First and foremost, it’s a crowd pleaser. Kids and teens like tostado salads because the name rings familiar, conjuring beloved memories of neon-lit menu walls beside drive-through windows. Just one bite of a tostado salad so often inviting the question: why aren’t chips, or bowls made of chips, a component of every salad?
Adults like tostado salads, this grown-up version in particular, because, well, salads are good for you — right? But if they’re too good for you, you may not want to eat it. This salad is edgy; in fact, borderline sneaky. If if you pile on the chips, cheese and dressing, you can still tell yourself you’re eating a salad. And I ask you, what other salad could possibly taste so good with beer?
Another of the salad’s many virtues is that it accommodates a host’s hectic schedule. The dressing may be made a day in advance and all of the other components, chopped and put into Zip-locks several hours prior to serving.

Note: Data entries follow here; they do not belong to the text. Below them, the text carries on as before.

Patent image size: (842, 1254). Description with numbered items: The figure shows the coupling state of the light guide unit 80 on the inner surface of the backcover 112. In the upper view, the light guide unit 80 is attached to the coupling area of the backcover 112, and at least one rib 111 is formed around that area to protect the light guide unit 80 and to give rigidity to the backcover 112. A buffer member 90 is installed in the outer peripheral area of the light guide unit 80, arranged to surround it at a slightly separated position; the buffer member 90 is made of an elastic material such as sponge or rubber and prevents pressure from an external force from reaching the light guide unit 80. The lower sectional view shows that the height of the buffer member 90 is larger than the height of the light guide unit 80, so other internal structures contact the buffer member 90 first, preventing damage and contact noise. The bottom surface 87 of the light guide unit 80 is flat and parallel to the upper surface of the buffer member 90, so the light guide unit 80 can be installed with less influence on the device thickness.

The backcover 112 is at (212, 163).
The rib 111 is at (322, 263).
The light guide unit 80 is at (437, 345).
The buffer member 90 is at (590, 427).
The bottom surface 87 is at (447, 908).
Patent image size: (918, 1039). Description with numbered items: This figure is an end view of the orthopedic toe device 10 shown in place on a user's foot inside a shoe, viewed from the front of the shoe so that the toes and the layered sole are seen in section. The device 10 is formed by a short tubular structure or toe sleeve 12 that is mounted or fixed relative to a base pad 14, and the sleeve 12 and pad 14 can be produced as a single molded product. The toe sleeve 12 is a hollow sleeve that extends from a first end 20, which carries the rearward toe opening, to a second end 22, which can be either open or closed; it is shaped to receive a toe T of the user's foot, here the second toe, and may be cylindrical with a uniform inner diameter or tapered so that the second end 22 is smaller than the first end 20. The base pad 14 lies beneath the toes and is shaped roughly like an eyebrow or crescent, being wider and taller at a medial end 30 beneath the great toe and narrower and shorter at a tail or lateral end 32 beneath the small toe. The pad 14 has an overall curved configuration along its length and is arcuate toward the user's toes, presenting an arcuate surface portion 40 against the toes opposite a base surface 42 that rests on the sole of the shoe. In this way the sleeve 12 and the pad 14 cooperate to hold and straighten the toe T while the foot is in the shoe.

Did I mention it’s flexible? Substitute black olives for the beans, tomatoes for the peppers and — for those who like it hot — have a dish of chopped jalapenos, serrano or poblano peppers on the side. The flavors of smoked heat and lime in the creamy dressing are my favorite part of the salad, but you can save time by substituting a bottled Southwest dressing for the homemade — which I serve on the side.
It’s chopped, so may be eaten with a fork, while standing. And, finally, it’s colorful and festive; a welcome addition to a table loaded with “white things” (think potato salads and coleslaw).
A tostada often refers to a flat or bowl-shaped fried tortilla, and salad ingredients sometimes fill these bowls. Ann Arbor Tortilla Factory chips lend the flavorful crunch you’d enjoy from a tostado shell, and you’d be supporting a local business if you purchased a package.
You won’t find a dictionary of ingredients on the back label on these babies. According to the Ann Arbor Tortilla Factory’s website, the ingredients for these chips are: “White or yellow non-GMO corn, lime and water. We don’t use bleachers, softeners, preservatives or colorants.”
Seniors — this versatile and accommodating salad has many of the attributes colleges and future employees are looking for in potential candidates; lessons may be learned from its crunchy goodness.